Nafzger could change his mind after talking with owner James Tafel, but even if Street Sense shows up the Belmont won’t be the same without a Triple on the line.

“If the Derby winner becomes the Preakness winner, I call my wife and tell her ’I’ll see you in three weeks,” said John Lee, New York Racing Association’s director of communications. “When this happens, you aren’t going to go absolutely nuts for three weeks, but you’re also saying, ‘Oh man, this would have been big.’”

Racing fans were getting used to Triple tries at Belmont, with six in the previous 10 years. But this is the third year in a row without an attempt to crown the first Triple Crown champion since Affirmed in 1978.

However, an intriguing field for the 1½-mile Belmont remains possible — even the filly Rags to Riches is under consideration.

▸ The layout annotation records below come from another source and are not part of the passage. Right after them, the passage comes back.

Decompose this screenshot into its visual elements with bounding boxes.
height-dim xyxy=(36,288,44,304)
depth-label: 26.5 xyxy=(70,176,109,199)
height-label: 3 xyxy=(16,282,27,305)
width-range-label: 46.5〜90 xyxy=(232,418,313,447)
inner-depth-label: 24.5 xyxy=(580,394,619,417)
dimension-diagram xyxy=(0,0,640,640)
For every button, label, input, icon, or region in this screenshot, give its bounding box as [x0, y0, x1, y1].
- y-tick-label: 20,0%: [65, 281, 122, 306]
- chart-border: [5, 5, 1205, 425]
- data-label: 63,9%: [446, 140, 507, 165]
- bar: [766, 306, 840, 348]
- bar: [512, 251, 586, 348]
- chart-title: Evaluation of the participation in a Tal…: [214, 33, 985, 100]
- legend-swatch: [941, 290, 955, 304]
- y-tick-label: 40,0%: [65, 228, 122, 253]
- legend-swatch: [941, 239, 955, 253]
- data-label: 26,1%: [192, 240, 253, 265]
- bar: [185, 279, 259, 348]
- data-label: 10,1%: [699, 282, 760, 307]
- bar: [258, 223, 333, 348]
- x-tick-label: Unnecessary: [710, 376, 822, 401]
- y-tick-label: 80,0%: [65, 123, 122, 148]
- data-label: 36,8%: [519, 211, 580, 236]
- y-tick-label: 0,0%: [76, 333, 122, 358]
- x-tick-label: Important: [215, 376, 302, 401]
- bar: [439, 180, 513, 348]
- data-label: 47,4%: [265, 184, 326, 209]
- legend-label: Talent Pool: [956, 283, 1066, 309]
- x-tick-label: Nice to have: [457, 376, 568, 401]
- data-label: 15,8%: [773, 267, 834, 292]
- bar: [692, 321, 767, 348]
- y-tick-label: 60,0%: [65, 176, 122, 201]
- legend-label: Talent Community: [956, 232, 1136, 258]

Curlin is a rising 3-year-old star after just five career starts, and likely would be the favorite. The chestnut colt won his first three starts by a combined 281/2 lengths, then finished third in the Derby despite a troubled trip in the early stages.

Trainer Steve Asmussen said Curlin came out of the Preakness somewhat weary — “he definitely knows he ran.” Asmussen wouldn’t commit to the Belmont, but he’s thinking big with his first Classic winner.

“This is the stage this horse deserves and those are the caliber of races he is intended for,” the trainer said, referring to the Belmont and other Grade 1 races. “It will be up to him physically. Our job is to make sure he is prepared for it.”

Hard Spun, second in the Derby and third in the Preakness, likely will try again in the Belmont. Trainer Larry Jones figures it’s his turn to win.

“We got beat by two really good horses, we sure don’t have anything to be ashamed of,” Jones said. “Carl and Steve are both very nice guys, and I’m sure if all three go to Belmont, they’re going to feel sorry for him (Hard Spun) and let me have one.”

Other Belmont contenders include four Derby starters — Imawildandcrazyguy (fourth), Tiago (seventh), Nobiz Like Shobiz (10th) and Great Hunter (13th). Also on the list are Chelokee, trainer Michael Matz’s colt who won the Barbaro Stakes on Saturday, Lone Star Derby winner Slew’s Tizzy and Cristobal, who has run twice in France.

Rags to Riches, trained by Todd Pletcher, is the nation’s top filly coming off a victory in the Kentucky Oaks. Pletcher’s Triple Crown race record stands at 0-for-28 after Circular Quay finished fifth and King of the Roxy was sixth in the Preakness.

Two of the 21 fillies who ran in the Belmont have won ­— Ruthless in 1867 and Tanya in 1905. The last to compete was Silverbulletday, who finished seventh in 1999.

Soaring By, also trained by Pletcher, and several other horses who ran in Saturday’s Peter Pan at Belmont Park could end up in the Belmont, too.